Let $G$ be a profinite group. Let $X^\bullet$ be a complex of discrete $G$-modules. We assume that the cohomology $G$-modules of $X^\bullet$ are nontrivial only for finitely many degrees, and that they are finitely generated over $\mathbb{Z}$. (We do not assume that the $G$-modules $X^i$ are finitely generated over $\mathbb{Z}$.) Then there exists a quasi-isomorphism $M^\bullet \to X^\bullet$, where $M^\bullet$ is a bounded complex of finitely generated (over $\mathbb{Z}$) torsion-free $G$-modules.

Answer 1

Proof (due to Joseph Bernstein). Assume that $H^i(X^\bullet)=0$ for $i>n$. We choose a $G$-morphism $A^n\to \ker[X^n\to X^{n+1}]$ such that the induced morphism $A^n\to H^n(X^\bullet)$ is surjective, where $A^n$ is a finitely generated (over $\mathbb{Z}$) torsion-free $G$-module. We regard $A^n$ as a complex (with one $G$-module $A^n$ in degree $n$). We have a morphism of complexes $\varphi\colon A^n\to X^\bullet$. We denote by $X_{(1)}^\bullet$ the cone of $\varphi$. It is easy to see that $H^n(X_{(1)}^\bullet)=0$. Then we apply this procedure to $X_{(1)}^\bullet$ for $n-1$ to obtain $X_{(2)}^\bullet$ with $H^{n-1}(X_{(2)}^\bullet)=0$, and so on.

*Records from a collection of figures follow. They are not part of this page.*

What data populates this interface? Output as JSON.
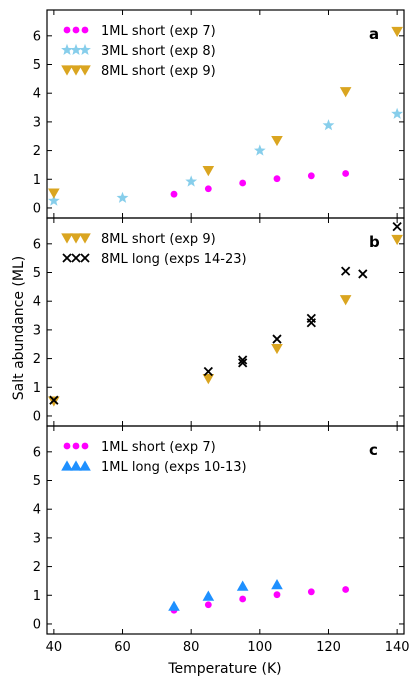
{
  "chart_data": {
    "type": "scatter",
    "xlabel": "Temperature (K)",
    "ylabel": "Salt abundance (ML)",
    "xlim": [
      38,
      142
    ],
    "x_ticks": [
      40,
      60,
      80,
      100,
      120,
      140
    ],
    "panels": [
      {
        "letter": "a",
        "ylim": [
          -0.35,
          6.9
        ],
        "y_ticks": [
          0,
          1,
          2,
          3,
          4,
          5,
          6
        ],
        "series": [
          {
            "name": "1ML short (exp 7)",
            "marker": "circle",
            "color": "#ff00ff",
            "x": [
              75,
              85,
              95,
              105,
              115,
              125
            ],
            "y": [
              0.48,
              0.67,
              0.87,
              1.02,
              1.12,
              1.2
            ]
          },
          {
            "name": "3ML short (exp 8)",
            "marker": "star",
            "color": "#87ceeb",
            "x": [
              40,
              60,
              80,
              100,
              120,
              140
            ],
            "y": [
              0.25,
              0.35,
              0.92,
              2.0,
              2.88,
              3.28
            ]
          },
          {
            "name": "8ML short (exp 9)",
            "marker": "triangle-down",
            "color": "#daa520",
            "x": [
              40,
              85,
              105,
              125,
              140
            ],
            "y": [
              0.52,
              1.3,
              2.35,
              4.05,
              6.15
            ]
          }
        ]
      },
      {
        "letter": "b",
        "ylim": [
          -0.35,
          6.9
        ],
        "y_ticks": [
          0,
          1,
          2,
          3,
          4,
          5,
          6
        ],
        "series": [
          {
            "name": "8ML short (exp 9)",
            "marker": "triangle-down",
            "color": "#daa520",
            "x": [
              40,
              85,
              105,
              125,
              140
            ],
            "y": [
              0.52,
              1.3,
              2.35,
              4.05,
              6.15
            ]
          },
          {
            "name": "8ML long (exps 14-23)",
            "marker": "x",
            "color": "#000000",
            "x": [
              40,
              85,
              95,
              95,
              105,
              115,
              115,
              125,
              130,
              140
            ],
            "y": [
              0.55,
              1.55,
              1.85,
              1.95,
              2.68,
              3.25,
              3.4,
              5.05,
              4.95,
              6.6
            ]
          }
        ]
      },
      {
        "letter": "c",
        "ylim": [
          -0.35,
          6.9
        ],
        "y_ticks": [
          0,
          1,
          2,
          3,
          4,
          5,
          6
        ],
        "series": [
          {
            "name": "1ML short (exp 7)",
            "marker": "circle",
            "color": "#ff00ff",
            "x": [
              75,
              85,
              95,
              105,
              115,
              125
            ],
            "y": [
              0.48,
              0.67,
              0.87,
              1.02,
              1.12,
              1.2
            ]
          },
          {
            "name": "1ML long (exps 10-13)",
            "marker": "triangle-up",
            "color": "#1e90ff",
            "x": [
              75,
              85,
              95,
              105
            ],
            "y": [
              0.62,
              0.97,
              1.32,
              1.37
            ]
          }
        ]
      }
    ]
  }
}
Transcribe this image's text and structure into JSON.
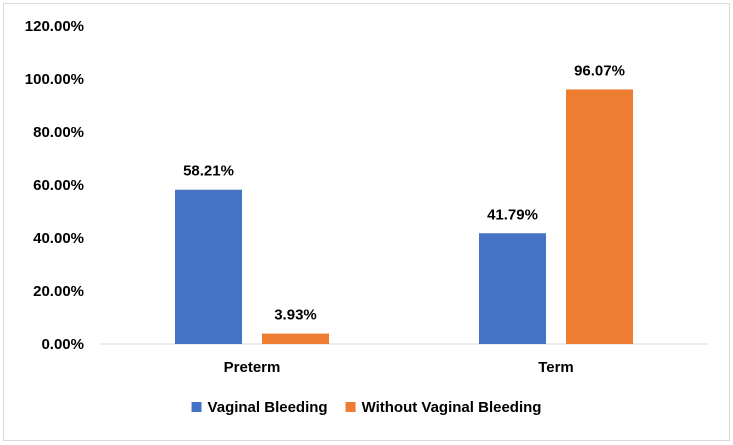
{
  "chart_data": {
    "type": "bar",
    "title": "",
    "xlabel": "",
    "ylabel": "",
    "categories": [
      "Preterm",
      "Term"
    ],
    "series": [
      {
        "name": "Vaginal Bleeding",
        "values": [
          58.21,
          41.79
        ],
        "labels": [
          "58.21%",
          "41.79%"
        ],
        "color": "#4472C4"
      },
      {
        "name": "Without Vaginal Bleeding",
        "values": [
          3.93,
          96.07
        ],
        "labels": [
          "3.93%",
          "96.07%"
        ],
        "color": "#ED7D31"
      }
    ],
    "ylim": [
      0,
      120
    ],
    "yticks": [
      0,
      20,
      40,
      60,
      80,
      100,
      120
    ],
    "ytick_labels": [
      "0.00%",
      "20.00%",
      "40.00%",
      "60.00%",
      "80.00%",
      "100.00%",
      "120.00%"
    ],
    "grid": false,
    "legend_position": "bottom",
    "border_color": "#D9D9D9",
    "axis_color": "#D9D9D9"
  }
}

Assume that $H^i(X^\bullet)=0$ for $i\le n-m$. Then the complex $X_{(m)}^\bullet$ is acyclic. One can check that $X_{(m)}^\bullet$ is the cone of some morphism of complexes $\psi\colon M^\bullet\to X^\bullet$, where $M^\bullet$ is a bounded complex of finitely generated torsion-free $G$-modules. Since the cone $X_{(m)}^\bullet$ of $\psi$ is acyclic, we see that $\psi$ is a quasi-isomorphism.